Long story short, again, before very much time had passed, I had a beautiful son, was divorced, and had begun mindless traveling. My son’s and my wanderings rounded many curves, crossed several oceans. I lost track of my ex, his aunt, and anyone connected to an episode I preferred to obliterate. About fifteen years later, Aunt Mary Jayne found us, or rather, my son, with whom she wished to maintain contact. He was a lovable boy and the sole carrier of the family name. She and he were close until the end of her life. Out of the realm of my imagining, through these years, was the possibility that fate had ever wrested carefree Aunt Mary Jayne from a life of frivolity to a life of altruism and risk. When she published a memoir titled Crossroads Marseille, 1940, I was stunned to learn that she had – for one year of her life — done exactly that. And, done so with history-altering effect.

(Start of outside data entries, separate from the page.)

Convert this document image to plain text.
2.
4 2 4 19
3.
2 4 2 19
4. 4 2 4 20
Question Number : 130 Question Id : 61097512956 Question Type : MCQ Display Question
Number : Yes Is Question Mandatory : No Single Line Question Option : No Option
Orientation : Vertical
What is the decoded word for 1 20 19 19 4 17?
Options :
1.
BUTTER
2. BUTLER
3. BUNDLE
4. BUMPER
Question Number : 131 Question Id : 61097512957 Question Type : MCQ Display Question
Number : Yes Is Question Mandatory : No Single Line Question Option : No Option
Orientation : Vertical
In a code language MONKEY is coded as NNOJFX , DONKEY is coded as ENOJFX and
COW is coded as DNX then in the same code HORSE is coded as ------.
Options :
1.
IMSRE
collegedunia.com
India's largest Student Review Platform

In a nutshell: After finishing school near Verona, Italy, Mary Jayne stayed on in Europe, became a bon vivant. She flew her own airplane, was a devoted skier, a party girl, lived in glamorous luxury. When Hitler attacked France she had been living in Paris, was 32 years old. Rather than scurrying back to America as she might have, she instead drove south, stopping in Marseille now under the control of collaborationist Vichy. Here she rented a white limestone villa named Villa Air Belle, and, for the next year, until forced to flee France at the rick of her life, joined and worked with a small group called the Emergency Rescue Committee* devoted to aiding and rescuing those who Hitler had in his cross-hairs. She freely used her fortune for this purpose as well.
Among the many (over 2000) anti-Nazi and Jewish artists and intellectuals she helped to save: Marc Chagall, Andre Breton, Marcel Duchamp, Hannah Arendt, André Breton, Heinrich Mann, Franz Werfel, Jacques Lipchitz, Lotte Leonard, Max Ernst, who Peggy Guggenheim eventually married. In her memoir, Out of this Century, Guggenheim wrote of Mary Jayne Gold whom she first met on her first visit to Villa Air Belle where people were sheltered and committee meetings were held: “With them was a handsome American girl, Mary Jayne Gold, who gave them vast sums of money for their noble work in which she also took a hand.” A few years before Mary Jayne’s death in 1997 at age 88 in the South of France, near St. Moritz, after fate had chosen to prize me too from a vacuous lifestyle into a more useful life as a writer specializing in World War II and Holocaust matters and became able to appreciate what she has contributed with awe, she said to me: “I never again did anything useful.” Whether or not this was true, I never knew, but it seemed to me that there was no need to do more. She’d done plenty.
(*Here is an early case of non-Jewish Jewishness, at least in name only, that enabled my grandfather Sam to believe I’d married into our faith, re: Not Not a Jew, soon to be released by TMI Press.)
(**Also to be remembered as part of this rescue effort: Harry Bingham, Vice-consul of the U.S. in Marseille, Varian Fry, Miriam Davenport, among others.)